The large corner lot that locals knew as the Weber Garden Center for decades and more recently the Freret Garden Center is planned to become two new buildings as the latest major project planned for the corridor, architects on the project told city officials Monday.
Thea Marvin, granddaughter of the business’s founder August J. Weber, and her family members sold the Garden Center property earlier this year to a company called Freret Development LLC (represented by Andrew Jacobs) to resolve ongoing family ownership issues over the parcel. After the pots of trees and shrubberies were all removed, a large “For Lease” sign appeared on the fence this summer.
On Monday, designer Alyce Deshotels of Studio WTA architects appeared before the city’s demolition panel with a request to remove the small portable building remaining on the site in preparation for construction of two new buildings.
One, a smaller two-story mixed-use building on the upriver corner, would have an upstairs apartment and a retail women’s clothing store on the ground floor, said architect Wayne Troyer of Studio WTA.
The other, larger building is planned to be 4,984 square feet, and could be built out as either retail space or a restaurant, Troyer said, depending on the interest from tenants.
“The exterior is composed of perforated metal screens that will create a diffused light pattern during the day and we are studying some lighting options that would animate the space at night,” Troyer said. “We’ve incorporated a large front porch in order to respond to the street life culture of Freret Street and their regular neighborhood festivals.”

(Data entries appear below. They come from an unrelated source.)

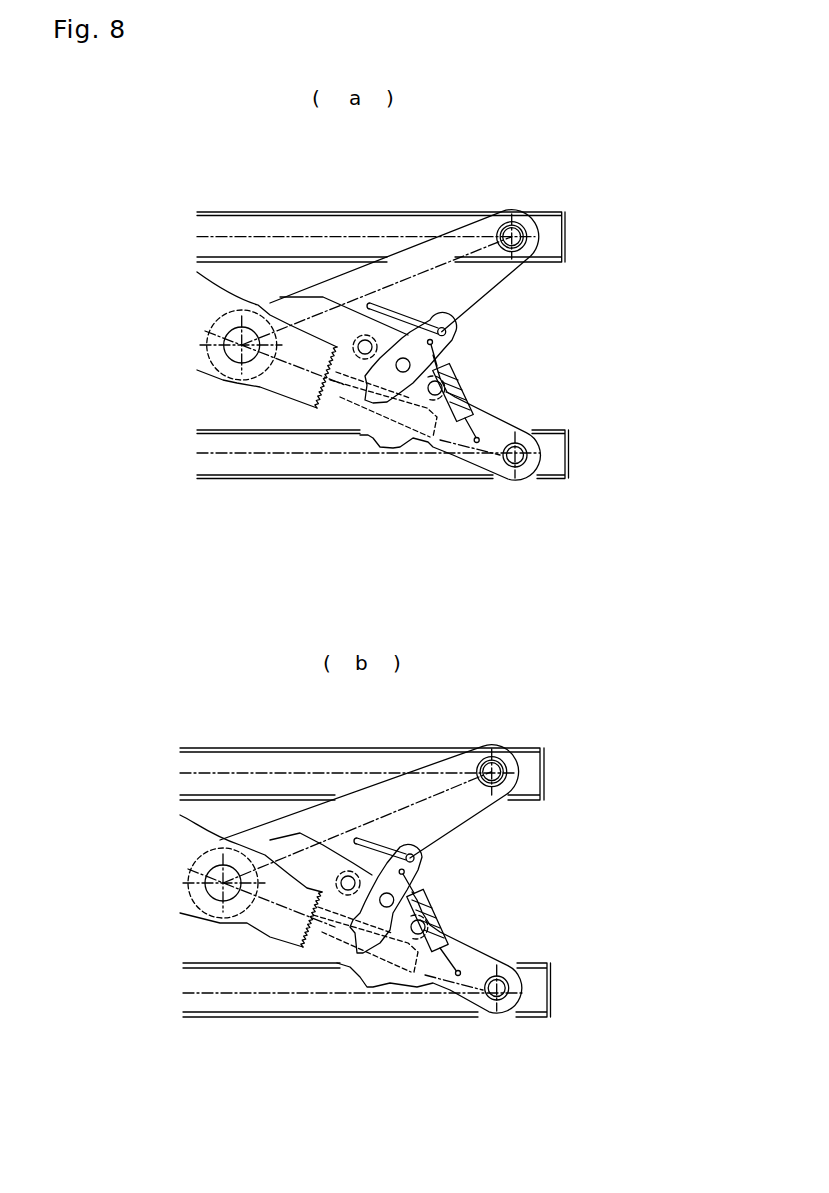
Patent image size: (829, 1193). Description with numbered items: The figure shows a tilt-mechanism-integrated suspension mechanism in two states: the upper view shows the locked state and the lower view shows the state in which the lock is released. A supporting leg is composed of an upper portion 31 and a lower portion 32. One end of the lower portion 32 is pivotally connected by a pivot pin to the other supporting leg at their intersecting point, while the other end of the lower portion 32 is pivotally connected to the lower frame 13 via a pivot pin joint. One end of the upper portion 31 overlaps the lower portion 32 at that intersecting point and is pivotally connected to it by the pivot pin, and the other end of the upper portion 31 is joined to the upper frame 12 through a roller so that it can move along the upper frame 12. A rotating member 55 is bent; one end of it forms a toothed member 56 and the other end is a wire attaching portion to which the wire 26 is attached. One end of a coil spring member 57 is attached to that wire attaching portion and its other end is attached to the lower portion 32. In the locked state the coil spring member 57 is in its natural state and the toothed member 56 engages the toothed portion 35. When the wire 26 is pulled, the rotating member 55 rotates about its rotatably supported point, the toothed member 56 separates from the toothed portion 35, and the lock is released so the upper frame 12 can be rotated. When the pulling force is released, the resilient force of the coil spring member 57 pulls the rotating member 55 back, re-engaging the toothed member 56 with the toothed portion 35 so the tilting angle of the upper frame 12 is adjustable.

The upper frame 12 is at (465, 210).
The lower frame 13 is at (550, 477).
The wire 26 is at (447, 325).
The upper portion 31 is at (210, 307).
The lower portion 32 is at (463, 447).
The toothed portion 35 is at (337, 357).
The rotating member 55 is at (452, 337).
The toothed member 56 is at (357, 393).
The coil spring member 57 is at (478, 405).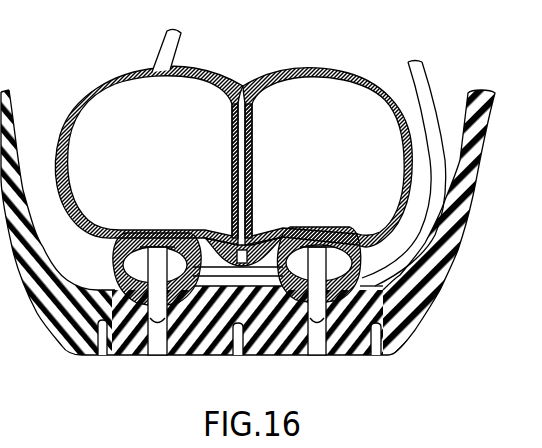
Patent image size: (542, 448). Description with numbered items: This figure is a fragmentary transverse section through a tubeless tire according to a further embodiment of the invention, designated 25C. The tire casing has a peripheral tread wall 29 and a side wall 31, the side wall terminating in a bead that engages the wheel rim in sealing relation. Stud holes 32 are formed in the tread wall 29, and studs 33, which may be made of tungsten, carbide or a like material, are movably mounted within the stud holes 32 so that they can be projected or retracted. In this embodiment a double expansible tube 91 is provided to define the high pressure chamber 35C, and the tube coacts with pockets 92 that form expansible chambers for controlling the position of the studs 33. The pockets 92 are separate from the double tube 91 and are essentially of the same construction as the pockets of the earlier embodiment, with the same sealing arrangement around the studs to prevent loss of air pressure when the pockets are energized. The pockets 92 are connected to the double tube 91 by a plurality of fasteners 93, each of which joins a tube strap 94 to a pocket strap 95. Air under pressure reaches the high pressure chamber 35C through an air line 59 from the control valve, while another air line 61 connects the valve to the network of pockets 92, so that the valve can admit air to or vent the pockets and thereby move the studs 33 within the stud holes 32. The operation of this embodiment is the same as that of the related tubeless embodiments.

The tubeless tire embodiment 25C is at (252, 245).
The tread wall 29 is at (90, 347).
The side wall 31 is at (448, 236).
The stud hole 32 is at (162, 352).
The stud 33 is at (152, 312).
The high pressure chamber 35C is at (233, 129).
The air line 59 is at (160, 49).
The air line 61 is at (422, 73).
The double expansible tube 91 is at (339, 78).
The pocket 92 is at (112, 238).
The fastener 93 is at (230, 233).
The tube strap 94 is at (262, 228).
The pocket strap 95 is at (247, 263).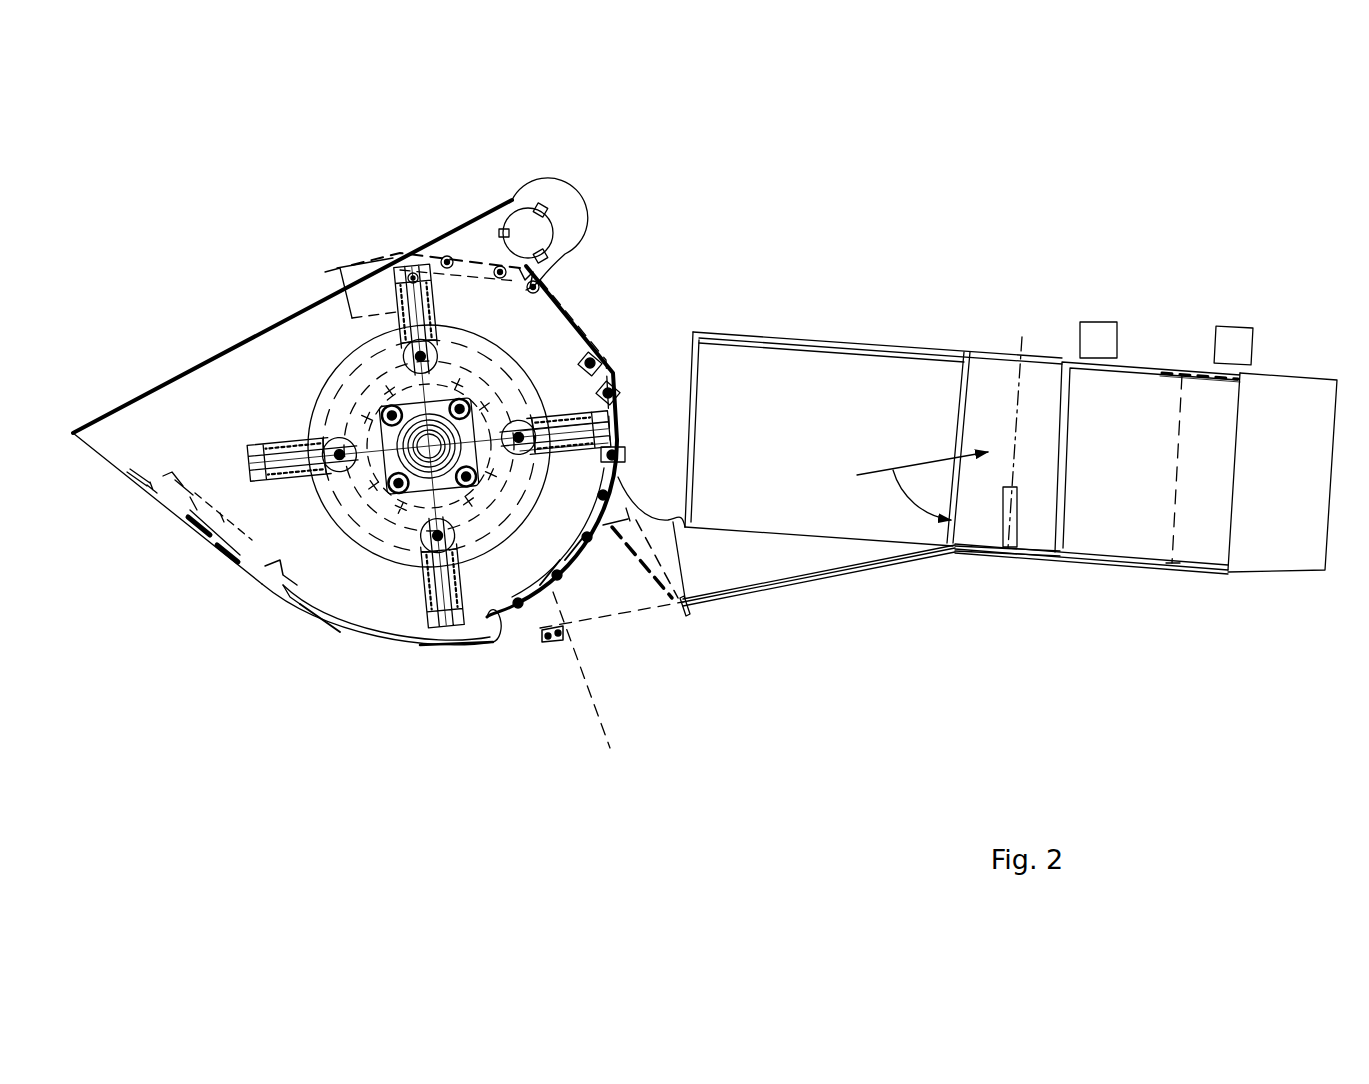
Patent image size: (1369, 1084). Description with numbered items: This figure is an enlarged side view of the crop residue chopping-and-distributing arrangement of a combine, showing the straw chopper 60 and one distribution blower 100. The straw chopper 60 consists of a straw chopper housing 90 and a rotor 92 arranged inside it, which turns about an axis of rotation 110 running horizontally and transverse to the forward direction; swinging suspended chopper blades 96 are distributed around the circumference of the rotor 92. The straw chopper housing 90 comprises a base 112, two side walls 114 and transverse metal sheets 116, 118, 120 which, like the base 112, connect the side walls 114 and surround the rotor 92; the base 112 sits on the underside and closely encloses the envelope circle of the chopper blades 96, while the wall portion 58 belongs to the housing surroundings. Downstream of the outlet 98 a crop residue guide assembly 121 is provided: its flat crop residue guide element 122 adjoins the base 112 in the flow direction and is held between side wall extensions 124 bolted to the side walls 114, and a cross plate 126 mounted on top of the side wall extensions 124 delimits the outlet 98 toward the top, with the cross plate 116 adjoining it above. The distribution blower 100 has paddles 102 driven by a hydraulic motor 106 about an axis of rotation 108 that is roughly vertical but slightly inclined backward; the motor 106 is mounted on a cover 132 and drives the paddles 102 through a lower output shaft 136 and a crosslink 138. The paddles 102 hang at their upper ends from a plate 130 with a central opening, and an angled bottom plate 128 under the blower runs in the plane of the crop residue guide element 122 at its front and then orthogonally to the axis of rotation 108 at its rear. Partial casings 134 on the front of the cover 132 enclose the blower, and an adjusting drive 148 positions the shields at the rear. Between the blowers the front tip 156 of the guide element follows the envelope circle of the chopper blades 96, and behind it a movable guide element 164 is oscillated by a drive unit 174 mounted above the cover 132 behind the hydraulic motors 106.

The housing upper wall 58 is at (228, 396).
The straw chopper 60 is at (444, 692).
The straw chopper housing 90 is at (258, 590).
The rotor 92 is at (466, 365).
The chopper blades 96 is at (575, 418).
The outlet 98 is at (594, 687).
The distribution blower 100 is at (1101, 600).
The paddles 102 is at (1135, 483).
The hydraulic motor 106 is at (1037, 468).
The axis of rotation 108 is at (1012, 450).
The axis of rotation 110 is at (422, 483).
The base 112 is at (463, 643).
The side walls 114 is at (250, 385).
The cross plate 116 is at (618, 397).
The transverse metal sheet 118 is at (542, 380).
The transverse metal sheet 120 is at (195, 527).
The crop residue guide assembly 121 is at (640, 620).
The crop residue guide element 122 is at (625, 612).
The side wall extensions 124 is at (574, 595).
The cross plate 126 is at (604, 500).
The bottom plate 128 is at (880, 567).
The plate 130 is at (1155, 372).
The cover 132 is at (787, 337).
The partial casings 134 is at (686, 372).
The output shaft 136 is at (1012, 527).
The crosslink 138 is at (978, 548).
The adjusting drive 148 is at (1098, 338).
The front tip 156 is at (578, 573).
The movable guide element 164 is at (1295, 392).
The drive unit 174 is at (1233, 343).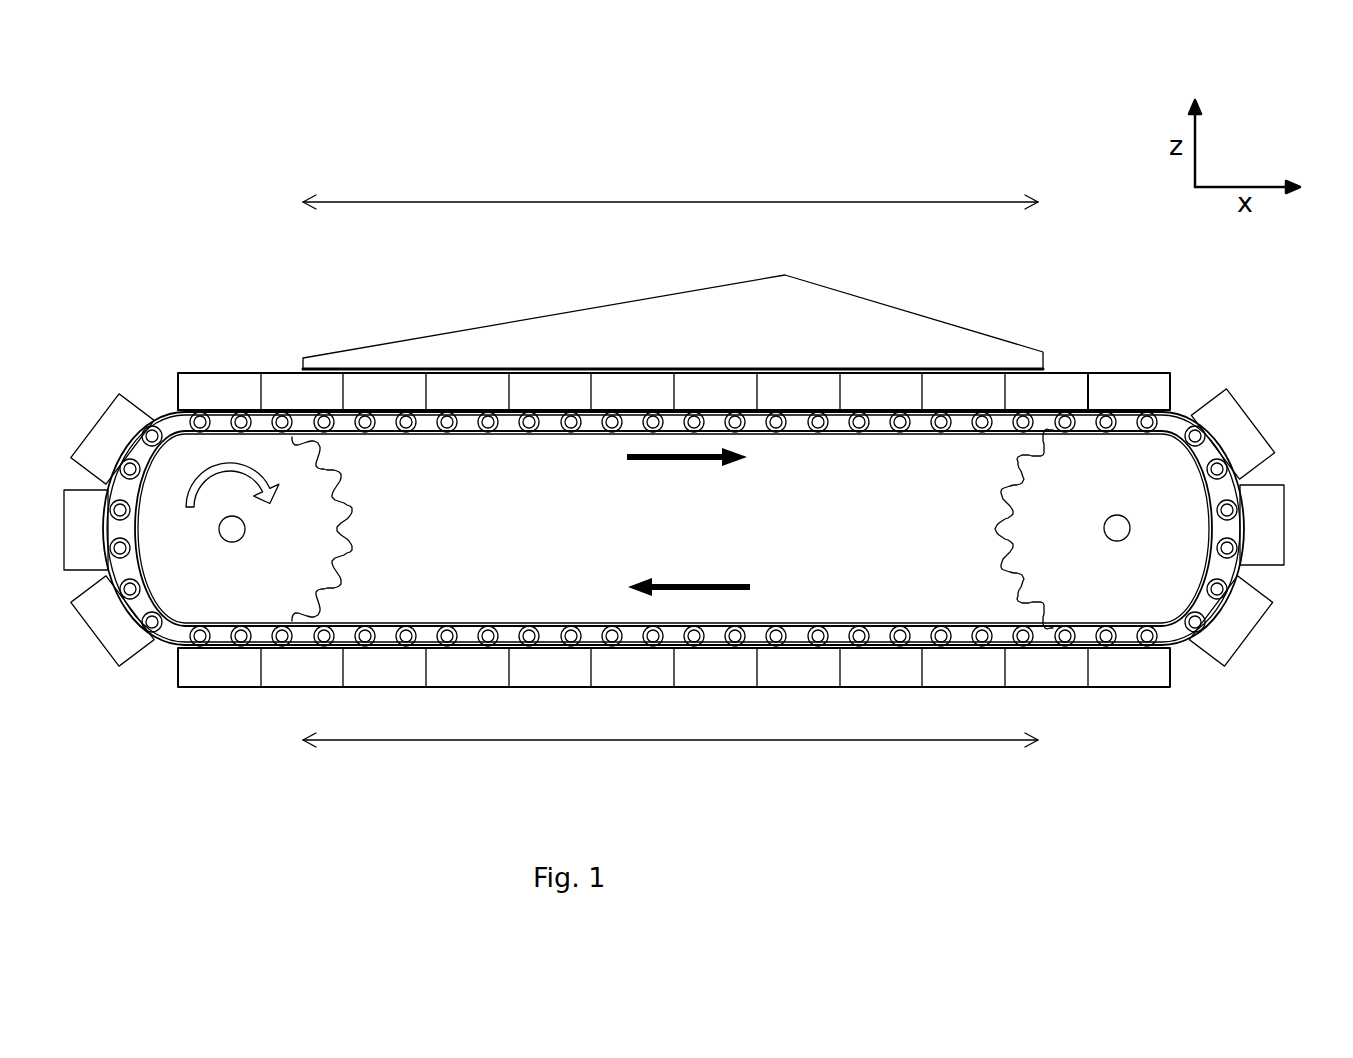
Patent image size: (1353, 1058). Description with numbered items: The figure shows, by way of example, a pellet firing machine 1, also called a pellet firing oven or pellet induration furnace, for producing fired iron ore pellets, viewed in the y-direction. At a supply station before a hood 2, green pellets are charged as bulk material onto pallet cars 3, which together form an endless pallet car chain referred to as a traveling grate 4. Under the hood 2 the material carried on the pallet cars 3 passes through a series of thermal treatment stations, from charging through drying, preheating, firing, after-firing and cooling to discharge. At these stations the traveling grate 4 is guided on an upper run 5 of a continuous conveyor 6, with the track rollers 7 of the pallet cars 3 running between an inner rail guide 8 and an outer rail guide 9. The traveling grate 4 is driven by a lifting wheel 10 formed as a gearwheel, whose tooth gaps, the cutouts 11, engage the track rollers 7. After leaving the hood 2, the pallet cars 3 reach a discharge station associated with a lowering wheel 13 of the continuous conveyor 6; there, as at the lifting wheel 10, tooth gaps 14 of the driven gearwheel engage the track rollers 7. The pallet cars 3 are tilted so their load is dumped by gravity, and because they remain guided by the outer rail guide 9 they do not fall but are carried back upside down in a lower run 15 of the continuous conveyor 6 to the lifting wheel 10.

The pellet firing machine 1 is at (998, 185).
The hood 2 is at (650, 333).
The pallet car 3 is at (1157, 388).
The traveling grate 4 is at (1090, 370).
The upper run 5 is at (670, 187).
The continuous conveyor 6 is at (1270, 410).
The track rollers 7 is at (1243, 513).
The inner rail guide 8 is at (1212, 488).
The outer rail guide 9 is at (1180, 643).
The lifting wheel 10 is at (290, 558).
The cutouts 11 is at (340, 487).
The lowering wheel 13 is at (1072, 555).
The tooth gaps 14 is at (1005, 525).
The lower run 15 is at (670, 760).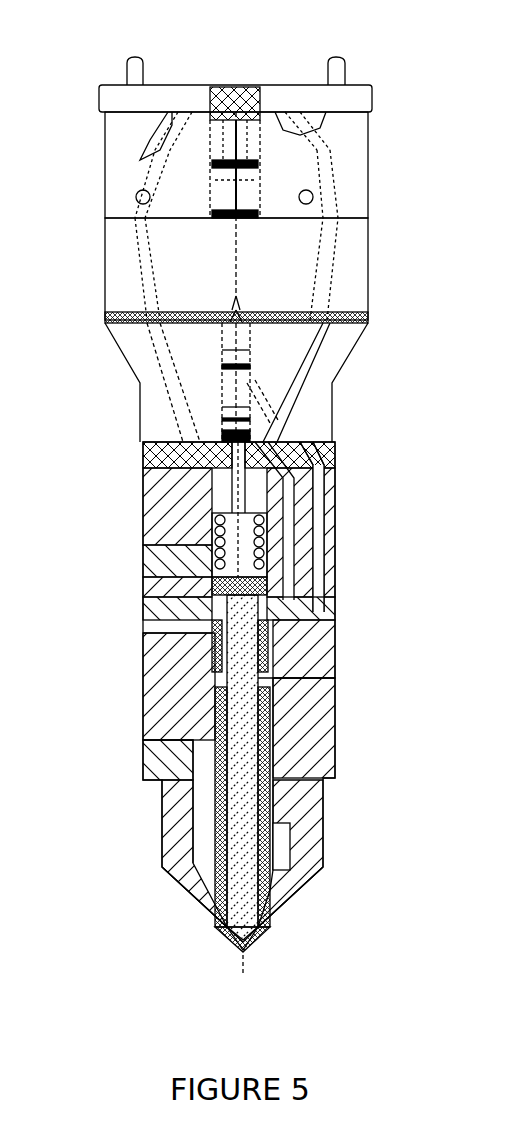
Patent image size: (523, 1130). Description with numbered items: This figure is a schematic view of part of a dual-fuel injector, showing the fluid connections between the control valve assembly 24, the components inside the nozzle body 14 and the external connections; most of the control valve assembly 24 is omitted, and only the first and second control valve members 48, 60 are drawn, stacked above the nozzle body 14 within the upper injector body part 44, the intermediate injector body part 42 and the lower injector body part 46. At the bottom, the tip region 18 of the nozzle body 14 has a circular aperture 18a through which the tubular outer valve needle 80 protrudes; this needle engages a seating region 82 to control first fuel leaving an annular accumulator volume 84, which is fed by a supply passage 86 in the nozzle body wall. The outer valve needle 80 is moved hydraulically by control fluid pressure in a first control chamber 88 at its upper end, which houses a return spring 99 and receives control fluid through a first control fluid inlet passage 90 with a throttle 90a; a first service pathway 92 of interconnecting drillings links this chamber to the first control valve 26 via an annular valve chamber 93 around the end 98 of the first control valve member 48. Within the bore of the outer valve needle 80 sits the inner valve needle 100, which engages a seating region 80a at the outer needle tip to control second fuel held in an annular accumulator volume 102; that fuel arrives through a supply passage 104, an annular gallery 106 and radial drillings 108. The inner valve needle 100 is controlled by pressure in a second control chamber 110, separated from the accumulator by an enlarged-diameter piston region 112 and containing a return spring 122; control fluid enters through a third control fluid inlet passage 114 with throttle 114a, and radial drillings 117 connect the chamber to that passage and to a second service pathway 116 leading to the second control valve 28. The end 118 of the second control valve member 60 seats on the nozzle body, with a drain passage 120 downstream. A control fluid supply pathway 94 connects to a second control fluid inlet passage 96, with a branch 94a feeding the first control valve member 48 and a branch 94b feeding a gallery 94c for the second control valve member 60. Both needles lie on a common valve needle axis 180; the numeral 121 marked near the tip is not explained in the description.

The site will have 22 parking spaces in the rear, accessible from a driveway between the two buildings, Troyer said.
The application drew no opposition. The only speaker from the audience was Freddie Costello, who said he’s lived in a house just up Robert Street for 50 years, but that he expects to be remodeling it for at least another year. Rather than tear down the shed, Costello asked that the developer move the building to his property for use as living space while he continues working on his home.
“I’m 200 feet from the property,” Costello said. “By the time you bring all those bulldozers in there and debris, it’s easier just to give it to me.”
Officials on the Neighborhood Conservation District Advisory Committee said that the same permit would be required whether the building is demolished or simply moved off the lot. With Costello’s support, the committee voted in favor of the developer’s request.